I love all beginnings, despite their anxiousness and their uncertainty, which belong to every commencement.
So wrote the Austrian poet Rainer Maria Rilke (1875-1926). The beginnings of any project, journey, enterprise or change are beset with exactly those worries that Rilke identifies.
How we begin something will shape what emerges or what we get out of it. And then how we design our work or enter into something with others will determine what we are able to do for them. Go somewhere angry and cross, and the journey will be full of tension. Take a step with an open disposition and the experience of travel will be different.
How about a beginning as a start of a journey that means more than just the journey? One of my favorite openings in the English romantic poet William Wordsworth is about a journey in Scotland in 1803 with his sister and his close friend Coleridge:
"What, you are stepping westward?" -- "Yea."
-- 'Twould be a wildish destiny,
If we, who thus together roam
In a strange Land, and far from home,
Were in this place the guests of Chance:
Yet who would stop, or fear to advance,
Though home or shelter he had none,
With such a sky to lead him on?
Plenty of anxiety and uncertainty here, and yet we are faced with many such steps in our lives, from one stage of life to another, from one place or career or status to another. Life is full of “from-to” journeys. Some of the toughest involve confronting the anxieties and uncertainties that Wordsworth sets out here: he’s in a “strange land,” and a “guest of chance.” Yet he overcomes fear by being inspired by the splendor of the sky.
There are nearer examples in our lives and those of other people overcoming fear and anxiety in order to start anything: a family, a business, a new career. But accepting the feelings common to any start can be a reliable check and a comfort: it’s always like this.
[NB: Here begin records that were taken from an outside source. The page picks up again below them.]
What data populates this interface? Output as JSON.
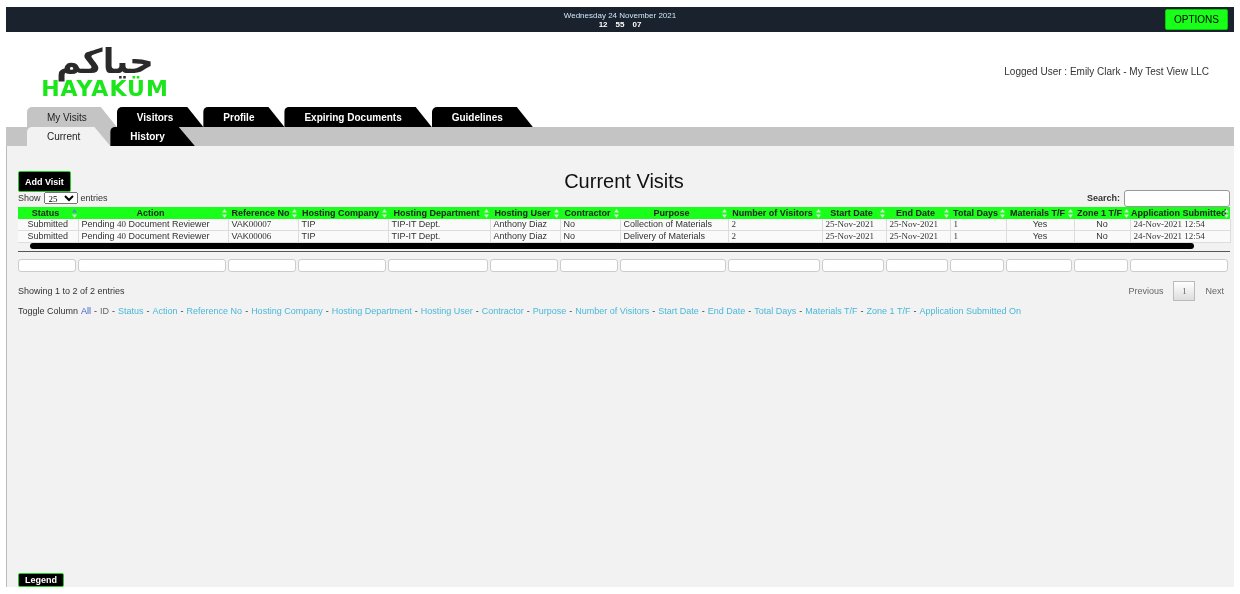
{
  "top_bar": {
    "date": "Wednesday 24 November 2021",
    "time": [
      "12",
      "55",
      "07"
    ],
    "options_button": "OPTIONS"
  },
  "logo": {
    "arabic": "حياكم",
    "latin": "HAYAKÜM"
  },
  "logged_user": "Logged User : Emily Clark - My Test View LLC",
  "tabs": [
    {
      "label": "My Visits",
      "selected": true
    },
    {
      "label": "Visitors",
      "selected": false
    },
    {
      "label": "Profile",
      "selected": false
    },
    {
      "label": "Expiring Documents",
      "selected": false
    },
    {
      "label": "Guidelines",
      "selected": false
    }
  ],
  "sub_tabs": [
    {
      "label": "Current",
      "selected": true
    },
    {
      "label": "History",
      "selected": false
    }
  ],
  "add_button": "Add Visit",
  "title": "Current Visits",
  "length_menu": {
    "before": "Show",
    "value": "25",
    "after": "entries"
  },
  "search": {
    "label": "Search:"
  },
  "table": {
    "columns": [
      {
        "label": "Status",
        "sorted": true
      },
      {
        "label": "Action",
        "sorted": false
      },
      {
        "label": "Reference No",
        "sorted": false
      },
      {
        "label": "Hosting Company",
        "sorted": false
      },
      {
        "label": "Hosting Department",
        "sorted": false
      },
      {
        "label": "Hosting User",
        "sorted": false
      },
      {
        "label": "Contractor",
        "sorted": false
      },
      {
        "label": "Purpose",
        "sorted": false
      },
      {
        "label": "Number of Visitors",
        "sorted": false
      },
      {
        "label": "Start Date",
        "sorted": false
      },
      {
        "label": "End Date",
        "sorted": false
      },
      {
        "label": "Total Days",
        "sorted": false
      },
      {
        "label": "Materials T/F",
        "sorted": false
      },
      {
        "label": "Zone 1 T/F",
        "sorted": false
      },
      {
        "label": "Application Submitted",
        "sorted": false
      }
    ],
    "rows": [
      [
        "Submitted",
        "Pending 40 Document Reviewer",
        "VAK00007",
        "TIP",
        "TIP-IT Dept.",
        "Anthony Diaz",
        "No",
        "Collection of Materials",
        "2",
        "25-Nov-2021",
        "25-Nov-2021",
        "1",
        "Yes",
        "No",
        "24-Nov-2021 12:54"
      ],
      [
        "Submitted",
        "Pending 40 Document Reviewer",
        "VAK00006",
        "TIP",
        "TIP-IT Dept.",
        "Anthony Diaz",
        "No",
        "Delivery of Materials",
        "2",
        "25-Nov-2021",
        "25-Nov-2021",
        "1",
        "Yes",
        "No",
        "24-Nov-2021 12:54"
      ]
    ]
  },
  "info": "Showing 1 to 2 of 2 entries",
  "pagination": {
    "previous": "Previous",
    "pages": [
      {
        "label": "1",
        "selected": true
      }
    ],
    "next": "Next"
  },
  "toggle_columns": {
    "label": "Toggle Column",
    "separator": "-",
    "items": [
      {
        "label": "All",
        "kind": "all"
      },
      {
        "label": "ID",
        "kind": "column",
        "visible": false
      },
      {
        "label": "Status",
        "kind": "column",
        "visible": true
      },
      {
        "label": "Action",
        "kind": "column",
        "visible": true
      },
      {
        "label": "Reference No",
        "kind": "column",
        "visible": true
      },
      {
        "label": "Hosting Company",
        "kind": "column",
        "visible": true
      },
      {
        "label": "Hosting Department",
        "kind": "column",
        "visible": true
      },
      {
        "label": "Hosting User",
        "kind": "column",
        "visible": true
      },
      {
        "label": "Contractor",
        "kind": "column",
        "visible": true
      },
      {
        "label": "Purpose",
        "kind": "column",
        "visible": true
      },
      {
        "label": "Number of Visitors",
        "kind": "column",
        "visible": true
      },
      {
        "label": "Start Date",
        "kind": "column",
        "visible": true
      },
      {
        "label": "End Date",
        "kind": "column",
        "visible": true
      },
      {
        "label": "Total Days",
        "kind": "column",
        "visible": true
      },
      {
        "label": "Materials T/F",
        "kind": "column",
        "visible": true
      },
      {
        "label": "Zone 1 T/F",
        "kind": "column",
        "visible": true
      },
      {
        "label": "Application Submitted On",
        "kind": "column",
        "visible": true
      }
    ]
  },
  "legend_button": "Legend"
}
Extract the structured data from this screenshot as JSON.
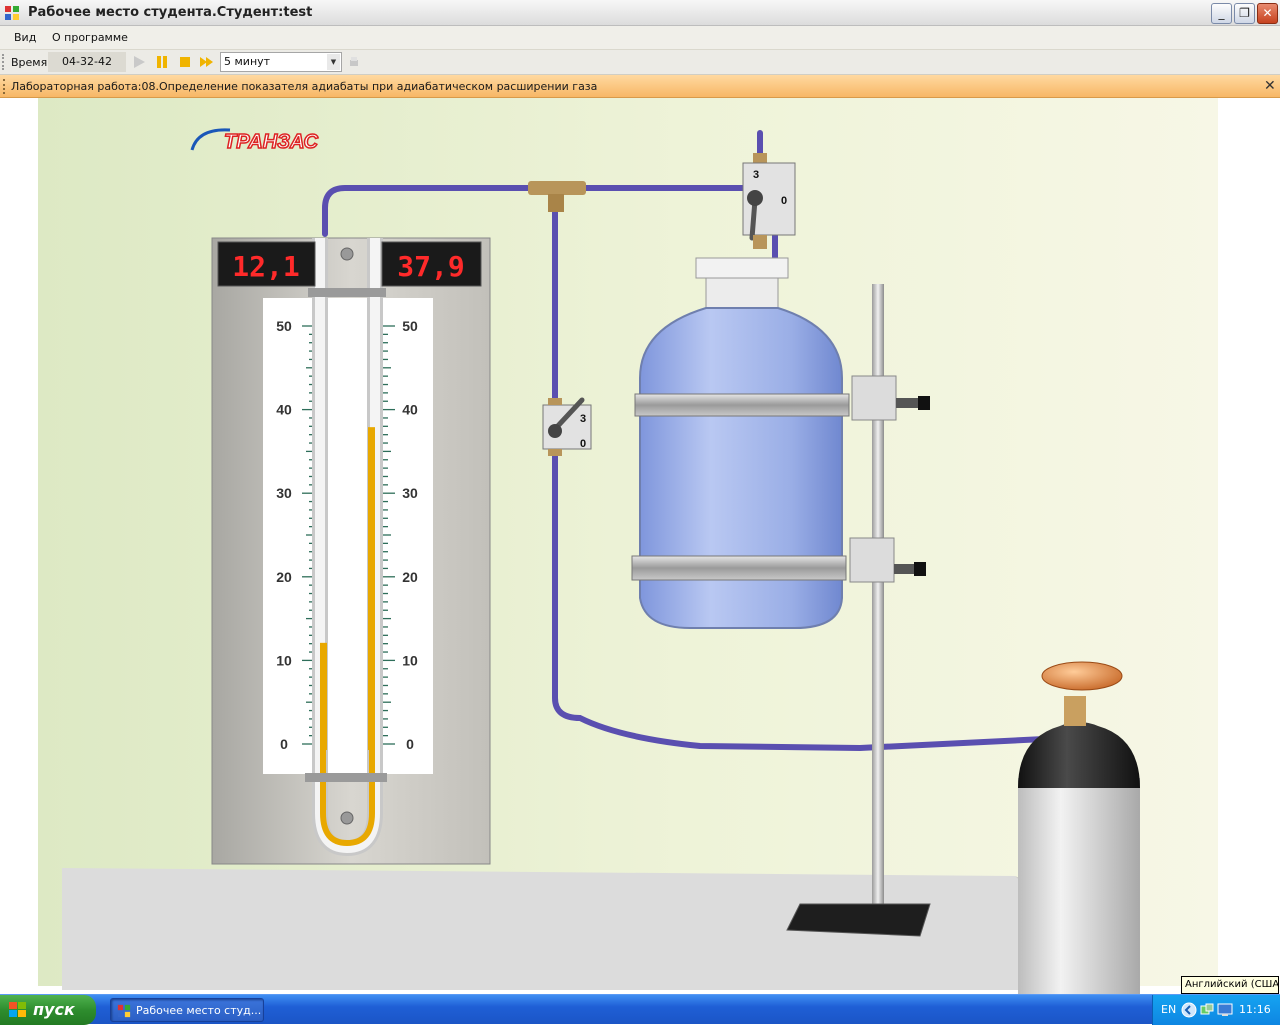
{
  "window": {
    "title": "Рабочее место студента.Студент:test"
  },
  "menu": {
    "items": [
      "Вид",
      "О программе"
    ]
  },
  "toolbar": {
    "time_label": "Время",
    "time_value": "04-32-42",
    "interval": "5 минут"
  },
  "infobar": {
    "text": "Лабораторная работа:08.Определение показателя адиабаты при адиабатическом расширении газа"
  },
  "scene": {
    "logo": "ТРАНЗАС",
    "display_left": "12,1",
    "display_right": "37,9",
    "scale_marks": [
      "50",
      "40",
      "30",
      "20",
      "10",
      "0"
    ],
    "manometer_left_level": 12.1,
    "manometer_right_level": 37.9,
    "valve_top": {
      "pos_a": "3",
      "pos_b": "0"
    },
    "valve_mid": {
      "pos_a": "3",
      "pos_b": "0"
    }
  },
  "taskbar": {
    "start": "пуск",
    "task": "Рабочее место студ...",
    "lang": "EN",
    "clock": "11:16"
  },
  "tooltip": "Английский (США)",
  "colors": {
    "infobar": "#f7b766",
    "fluid": "#e8a800",
    "display_digits": "#ff2a2a",
    "tubing": "#5a4fb0",
    "taskbar": "#1f5fd6"
  }
}
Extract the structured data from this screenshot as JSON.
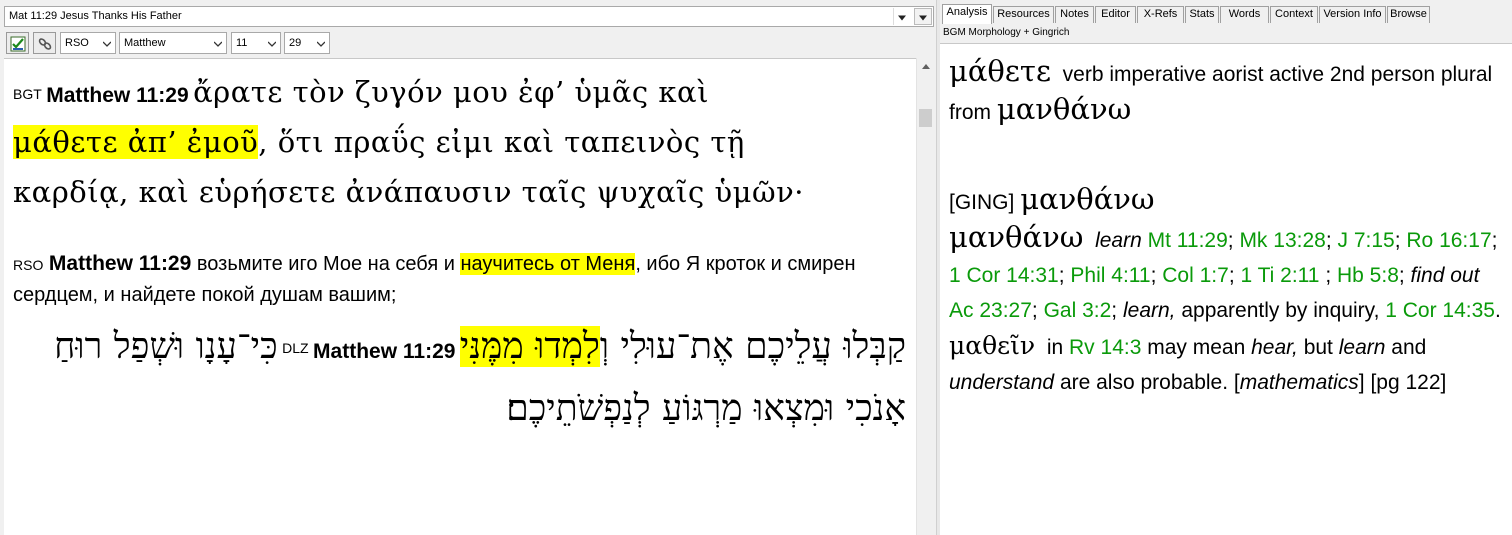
{
  "left": {
    "reference_title": "Mat 11:29 Jesus Thanks His Father",
    "toolbar": {
      "version": "RSO",
      "book": "Matthew",
      "chapter": "11",
      "verse": "29"
    },
    "verses": {
      "bgt": {
        "tag": "BGT",
        "ref": "Matthew 11:29",
        "line1": "ἄρατε τὸν ζυγόν μου ἐφ’ ὑμᾶς καὶ",
        "hl": "μάθετε ἀπ’ ἐμοῦ",
        "line2_rest": ", ὅτι πραΰς εἰμι καὶ ταπεινὸς τῇ",
        "line3": "καρδίᾳ, καὶ εὑρήσετε ἀνάπαυσιν ταῖς ψυχαῖς ὑμῶν·"
      },
      "rso": {
        "tag": "RSO",
        "ref": "Matthew 11:29",
        "pre": "возьмите иго Мое на себя и",
        "hl": "научитесь от Меня",
        "post": ", ибо Я кроток и смирен сердцем, и найдете покой душам вашим;"
      },
      "dlz": {
        "tag": "DLZ",
        "ref": "Matthew 11:29",
        "pre": "קַבְּלוּ עֲלֵיכֶם אֶת־עוּלִי וְ",
        "hl": "לִמְדוּ מִמֶּנִּי",
        "post": "כִּי־עָנָו וּשְׁפַל רוּחַ אָנֹכִי וּמִצְאוּ מַרְגּוֹעַ לְנַפְשֹׁתֵיכֶם׃"
      }
    }
  },
  "right": {
    "tabs": [
      "Analysis",
      "Resources",
      "Notes",
      "Editor",
      "X-Refs",
      "Stats",
      "Words",
      "Context",
      "Version Info",
      "Browse"
    ],
    "subtitle": "BGM Morphology + Gingrich",
    "analysis": {
      "word": "μάθετε",
      "parse": "verb imperative aorist active 2nd person plural from",
      "lemma": "μανθάνω",
      "ging_tag": "[GING]",
      "ging_word": "μανθάνω",
      "entry_word": "μανθάνω",
      "gloss1": "learn",
      "refs1": [
        "Mt 11:29",
        "Mk 13:28",
        "J 7:15",
        "Ro 16:17",
        "1 Cor 14:31",
        "Phil 4:11",
        "Col 1:7",
        "1 Ti 2:11",
        "Hb 5:8"
      ],
      "gloss2": "find out",
      "refs2": [
        "Ac 23:27",
        "Gal 3:2"
      ],
      "gloss3": "learn,",
      "text3": "apparently by inquiry,",
      "ref3": "1 Cor 14:35",
      "form": "μαθεῖν",
      "in_text": "in",
      "ref4": "Rv 14:3",
      "may_mean": "may mean",
      "hear": "hear,",
      "but": "but",
      "learn_it": "learn",
      "and": "and",
      "understand": "understand",
      "also": "are also probable. [",
      "mathematics": "mathematics",
      "pg": "] [pg 122]"
    }
  }
}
Like the moment before you dive into a cold river, or the moment you walk into a room to give a presentation or stand up before a group to give a speech.
We can equip ourselves by the attitude which acknowledges that, and which takes its strength from who we are within rather than what is happening without.
Are you beset by anxieties and uncertainties at the start of something? If you are living Above-the-Line you are deriving strength from within, whereas if you are Below-the-Line you are reacting to circumstances; it is the big difference between living from a place of significance (ATL) to living for significance (BTL).